It’s made of iron and rivets and paint. Tons of it. It crosses the beauty of Sydney Harbour and spans two sides of the emerald city of Sydney, NSW. It’s orientation catches the light of the sunrise to the east and frames the perfect sunsets in the west. When you cross it at night the light zooms up from below to catch the strong arch, home to thousands of bats and insects which fly around up there. The Australian flags fly at it’s zenith and seem to state something for the nation of Australia. You see flags are a rarity in Australia, compared to the USA, where everyone has one. In Australia only important buildings have a flag to fly. Up on the bridge there are flags flying on the great creation of the workers 80 years ago today. Dr John Bradfield’s original idea and masterpiece developed from around 1900, it opened on 19th March 1932 amid much fanfare. Notably in true Australian style, someone stole the show on a horse and cut the ribbon with his sword.
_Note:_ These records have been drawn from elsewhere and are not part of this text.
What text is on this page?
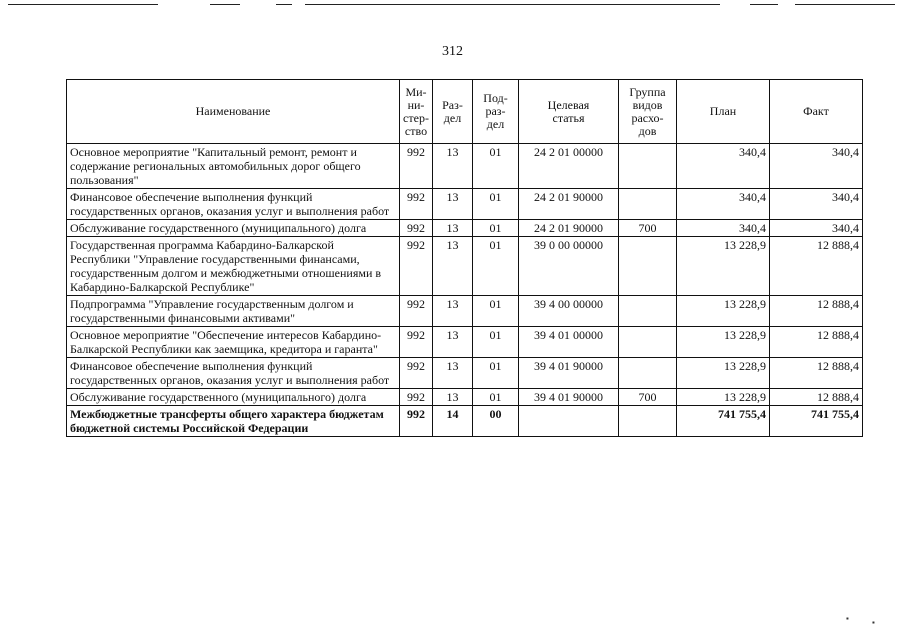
312
Наименование	Ми-
ни-
стер-
ство	Раз-
дел	Под-
раз-
дел	Целевая
статья	Группа
видов
расхо-
дов	План	Факт
Основное мероприятие "Капитальный ремонт, ремонт и содержание региональных автомобильных дорог общего пользования"	992	13	01	24 2 01 00000		340,4	340,4
Финансовое обеспечение выполнения функций государственных органов, оказания услуг и выполнения работ	992	13	01	24 2 01 90000		340,4	340,4
Обслуживание государственного (муниципального) долга	992	13	01	24 2 01 90000	700	340,4	340,4
Государственная программа Кабардино-Балкарской Республики "Управление государственными финансами, государственным долгом и межбюджетными отношениями в Кабардино-Балкарской Республике"	992	13	01	39 0 00 00000		13 228,9	12 888,4
Подпрограмма "Управление государственным долгом и государственными финансовыми активами"	992	13	01	39 4 00 00000		13 228,9	12 888,4
Основное мероприятие "Обеспечение интересов Кабардино-Балкарской Республики как заемщика, кредитора и гаранта"	992	13	01	39 4 01 00000		13 228,9	12 888,4
Финансовое обеспечение выполнения функций государственных органов, оказания услуг и выполнения работ	992	13	01	39 4 01 90000		13 228,9	12 888,4
Обслуживание государственного (муниципального) долга	992	13	01	39 4 01 90000	700	13 228,9	12 888,4
Межбюджетные трансферты общего характера бюджетам бюджетной системы Российской Федерации	992	14	00			741 755,4	741 755,4
▪	▪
Today 80 years on the sun was shining in the morning, as I crossed the bridge on the train. It is the feast day or St. Joseph patron saint of the worker. It took about 100,000 man years of work to create it. No computers calculating the odds, no adding machines, it was all done on slide rules and rooms of drawings and sketches all calculated down to the point where expectedly the two sides of the bridge met.
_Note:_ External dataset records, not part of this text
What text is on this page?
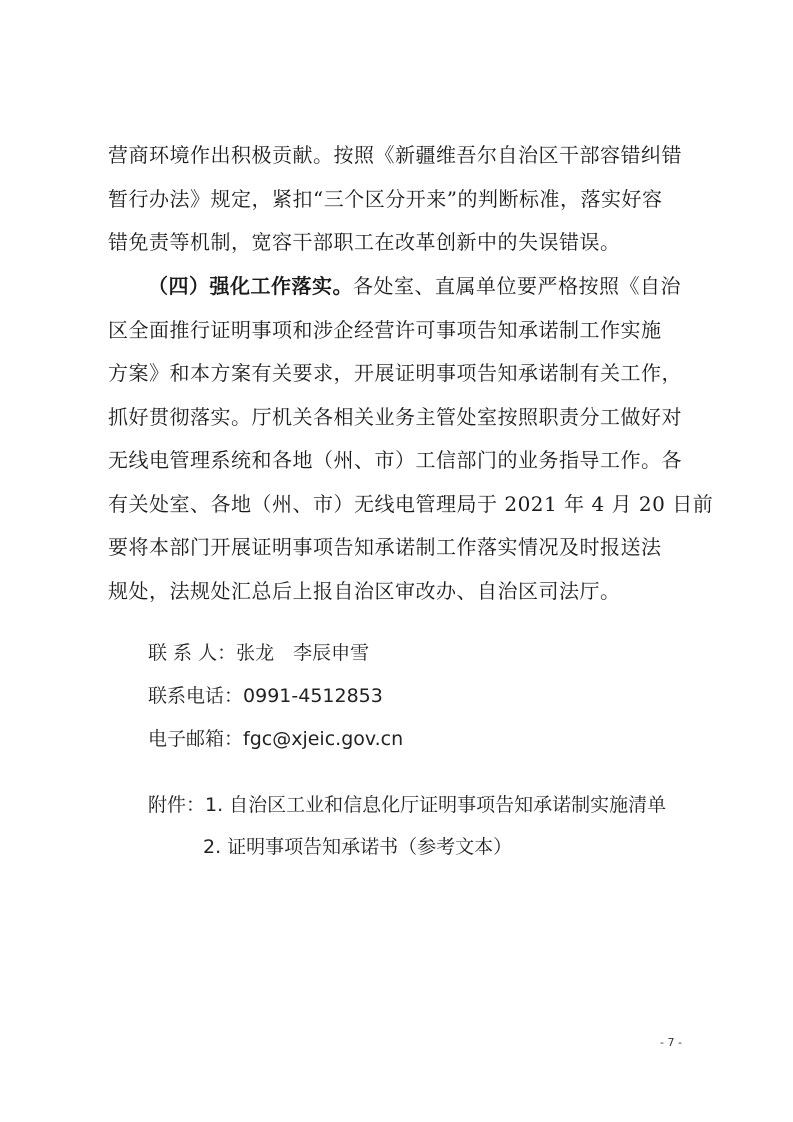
营商环境作出积极贡献。按照《新疆维吾尔自治区干部容错纠错
暂行办法》规定，紧扣“三个区分开来”的判断标准，落实好容
错免责等机制，宽容干部职工在改革创新中的失误错误。
（四）强化工作落实。各处室、直属单位要严格按照《自治
区全面推行证明事项和涉企经营许可事项告知承诺制工作实施
方案》和本方案有关要求，开展证明事项告知承诺制有关工作，
抓好贯彻落实。厅机关各相关业务主管处室按照职责分工做好对
无线电管理系统和各地（州、市）工信部门的业务指导工作。各
有关处室、各地（州、市）无线电管理局于 2021 年 4 月 20 日前
要将本部门开展证明事项告知承诺制工作落实情况及时报送法
规处，法规处汇总后上报自治区审改办、自治区司法厅。
联 系 人：张龙　李辰申雪
联系电话：0991-4512853
电子邮箱：fgc@xjeic.gov.cn
附件：1. 自治区工业和信息化厅证明事项告知承诺制实施清单
2. 证明事项告知承诺书（参考文本）
- 7 -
Of course everyone has seen the bridge, it really gets a birthday every year on New Year’s Eve when it acts as the mounting bracket for thousands of fireworks to help celebrate the new year. Yes, although originally set up to carry traffic linking the two sides of Sydney Harbour, the bridge has developed into a performance space for the common man.
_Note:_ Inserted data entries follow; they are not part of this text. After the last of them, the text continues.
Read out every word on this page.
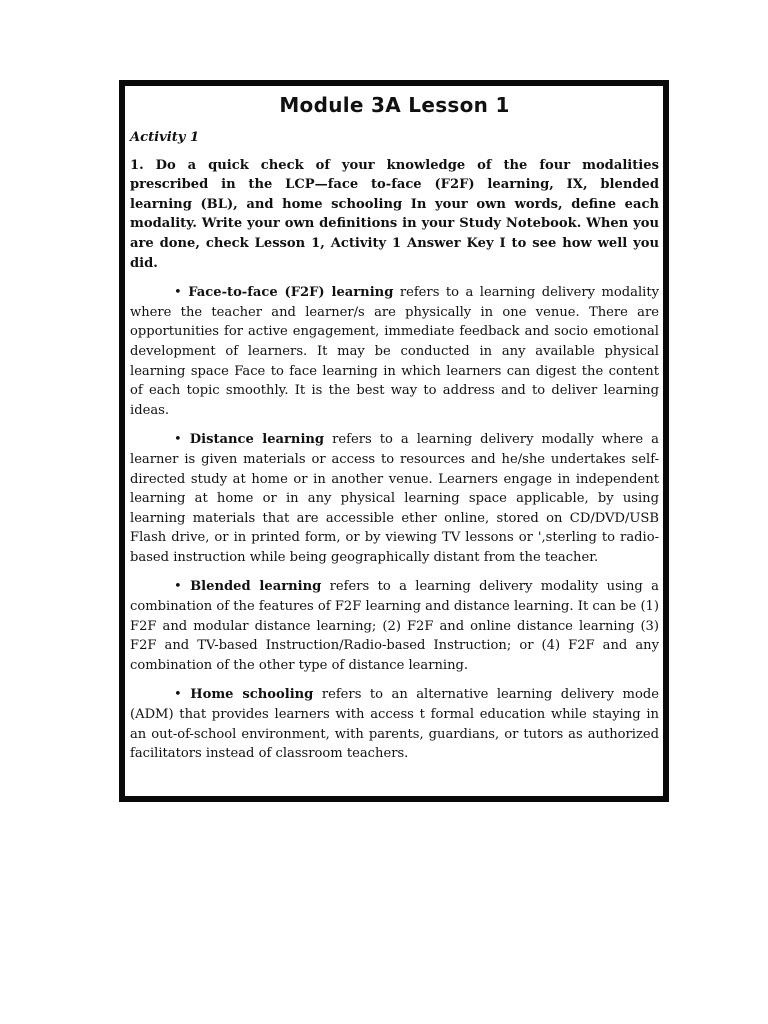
Module 3A Lesson 1
Activity 1
1. Do a quick check of your knowledge of the four modalities prescribed in the LCP—face to-face (F2F) learning, IX, blended learning (BL), and home schooling In your own words, define each modality. Write your own definitions in your Study Notebook. When you are done, check Lesson 1, Activity 1 Answer Key I to see how well you did.
• Face-to-face (F2F) learning refers to a learning delivery modality where the teacher and learner/s are physically in one venue. There are opportunities for active engagement, immediate feedback and socio emotional development of learners. It may be conducted in any available physical learning space Face to face learning in which learners can digest the content of each topic smoothly. It is the best way to address and to deliver learning ideas.
• Distance learning refers to a learning delivery modally where a learner is given materials or access to resources and he/she undertakes self-directed study at home or in another venue. Learners engage in independent learning at home or in any physical learning space applicable, by using learning materials that are accessible ether online, stored on CD/DVD/USB Flash drive, or in printed form, or by viewing TV lessons or ',sterling to radio-based instruction while being geographically distant from the teacher.
• Blended learning refers to a learning delivery modality using a combination of the features of F2F learning and distance learning. It can be (1) F2F and modular distance learning; (2) F2F and online distance learning (3) F2F and TV-based Instruction/Radio-based Instruction; or (4) F2F and any combination of the other type of distance learning.
• Home schooling refers to an alternative learning delivery mode (ADM) that provides learners with access t formal education while staying in an out-of-school environment, with parents, guardians, or tutors as authorized facilitators instead of classroom teachers.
As I was crossing, looking up into the arch this morning, musicians from the Sydney Symphony Orchestra were scaling the bridge and getting ready to play. It was their anniversary as well I understand. A fitting choice of piece being Aaron Copland’s “A Fanfare for the Common Man”. This piece was in fact originally commissioned by Eugene Goossens whilst he was conducting orchestras in the USA, who eventually became the first permanent conductor of the Sydney Symphony. I like the piece, I wish I had heard it, but the wind and the rain probably carried the sound to where only the seagulls and St Joseph and maybe Dr John Bradfield, who conceived the design and who made it his own quest in the early part of the 20th century. Happy Birthday Sydney Harbour Bridge !!